You have to be really careful. Real life is freakishly worse than a movie and bad people are everywhere. Some people are so corrupt and diabolical they belong in prison doing hard time. Some are drug runners. Other are molesters or murderers.
Chicago Police only solve 30% to 40% of the homicides! That is a ton of murderers running around on the loose, and most of them look like you and I.
Think about all of the people involved selling stolen goods or drugs and stolen guns.
It's really bad out there.
Thanks for sharing.
I've known a few actual psychopaths in my life, though I kept a distance from them in our social circle. These occurred during different periods of my life.
When I lived in Taiwan, one of my teacher's teachers had an association with one of Taiwan's Triad organized crime groups, which are similar to the Yakuza and the Mafia. There were a couple times I was compelled to dine at banquets held for these groups.
The first time was when some of my Kung Fu class members and I were invited by this grand teacher on a free trip from Taipei to Tainan; all we had to do was travel by bus with two separate groups to do some forms demonstrations at some temples, of which there are many in Tainan. Some were tiny little roadside temples to local deities, and some were huge complexes that looked like Shaolin Temples in the movies. The two groups we traveled with lit firecrackers, waved banners, did lion and dragon dances, and 'spiritual boxing'/Shen Da self-mutilation demonstrations (sticking steel rods through their cheeks and hanging weights from them, hitting themselves with spiked balls on ropes, etc.). They also performed some Kung Fu, but they weren't very good at it.

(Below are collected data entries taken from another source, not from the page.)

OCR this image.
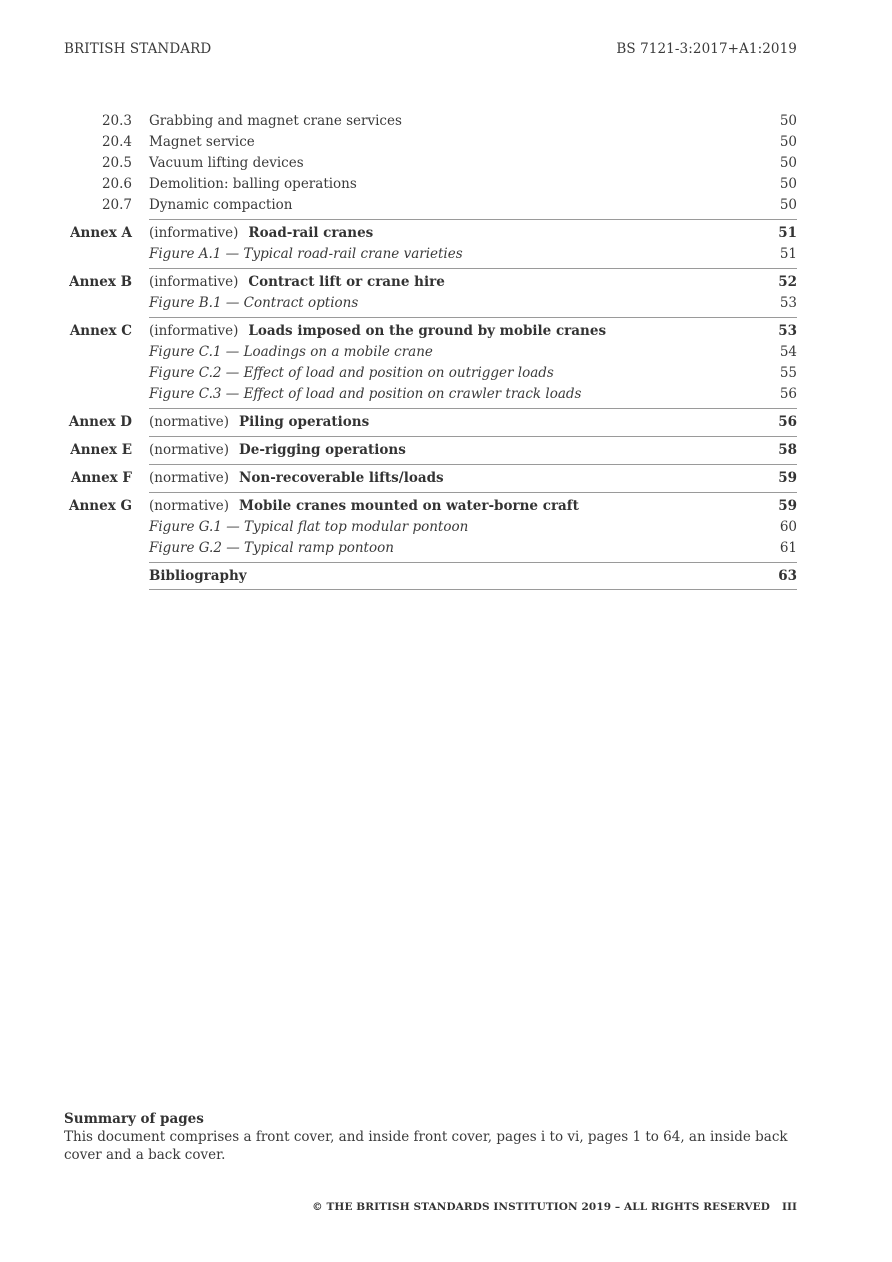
BRITISH STANDARD	BS 7121-3:2017+A1:2019
20.3 Grabbing and magnet crane services	50
20.4 Magnet service	50
20.5 Vacuum lifting devices	50
20.6 Demolition: balling operations	50
20.7 Dynamic compaction	50
Annex A (informative) Road-rail cranes	51
Figure A.1 — Typical road-rail crane varieties	51
Annex B (informative) Contract lift or crane hire	52
Figure B.1 — Contract options	53
Annex C (informative) Loads imposed on the ground by mobile cranes	53
Figure C.1 — Loadings on a mobile crane	54
Figure C.2 — Effect of load and position on outrigger loads	55
Figure C.3 — Effect of load and position on crawler track loads	56
Annex D (normative) Piling operations	56
Annex E (normative) De-rigging operations	58
Annex F (normative) Non-recoverable lifts/loads	59
Annex G (normative) Mobile cranes mounted on water-borne craft	59
Figure G.1 — Typical flat top modular pontoon	60
Figure G.2 — Typical ramp pontoon	61
Bibliography	63
Summary of pages
This document comprises a front cover, and inside front cover, pages i to vi, pages 1 to 64, an inside back cover and a back cover.
© THE BRITISH STANDARDS INSTITUTION 2019 – ALL RIGHTS RESERVED III
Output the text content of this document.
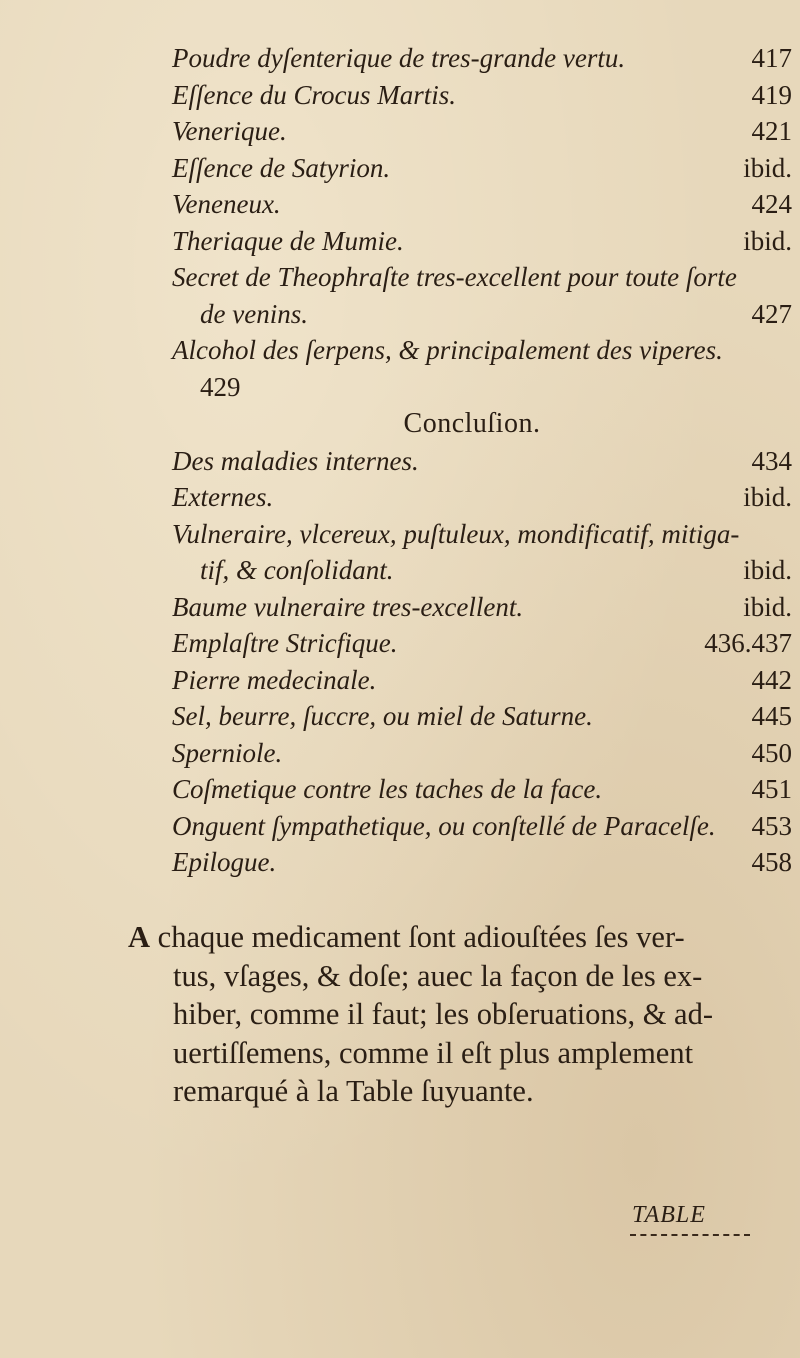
Poudre dyſenterique de tres-grande vertu.	417
Eſſence du Crocus Martis.	419
Venerique.	421
Eſſence de Satyrion.	ibid.
Veneneux.	424
Theriaque de Mumie.	ibid.
Secret de Theophraſte tres-excellent pour toute ſorte
de venins.	427
Alcohol des ſerpens, & principalement des viperes.
429
Concluſion.
Des maladies internes.	434
Externes.	ibid.
Vulneraire, vlcereux, puſtuleux, mondificatif, mitiga-
tif, & conſolidant.	ibid.
Baume vulneraire tres-excellent.	ibid.
Emplaſtre Stricfique.	436.437
Pierre medecinale.	442
Sel, beurre, ſuccre, ou miel de Saturne.	445
Sperniole.	450
Coſmetique contre les taches de la face.	451
Onguent ſympathetique, ou conſtellé de Paracelſe. 453
Epilogue.	458
A chaque medicament ſont adiouſtées ſes ver-
tus, vſages, & doſe; auec la façon de les ex-
hiber, comme il faut; les obſeruations, & ad-
uertiſſemens, comme il eſt plus amplement
remarqué à la Table ſuyuante.
TABLE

What I quickly became aware of was that this 'free trip' was an extortion racket. These two groups were rival Triad factions, who were temporarily cooperating to 'bless' these temples in exchange for money and goods. And the temples had no choice; payment was mandatory. The 'big boss' in a suit and dark glasses had traveled separately in a big black limo with his bodyguards, and as a show of power, stood impassively while the temple keepers scurried out to hand large sums of money and countless boxes of cigarettes to the bodyguards to check and put into the limo.
Once the big boss had left, everyone sat at a huge banquet that was laid out at one of the temple courtyards. We were dining and drinking and toasting in style with gangsters, some of whom had probably killed people before. The ones we were with were obviously lower-level members, not involved in the higher-level dealings that the suits were involved in. The highest-level gangsters were businessmen, not street thugs. We actually had a good time, but a part of me won't forget that my classmates and I had a hand, however minor our role was, in extorting money from numerous temples in Tainan, Taiwan. And a part of me feels bad about that. That happened in 1991 or so.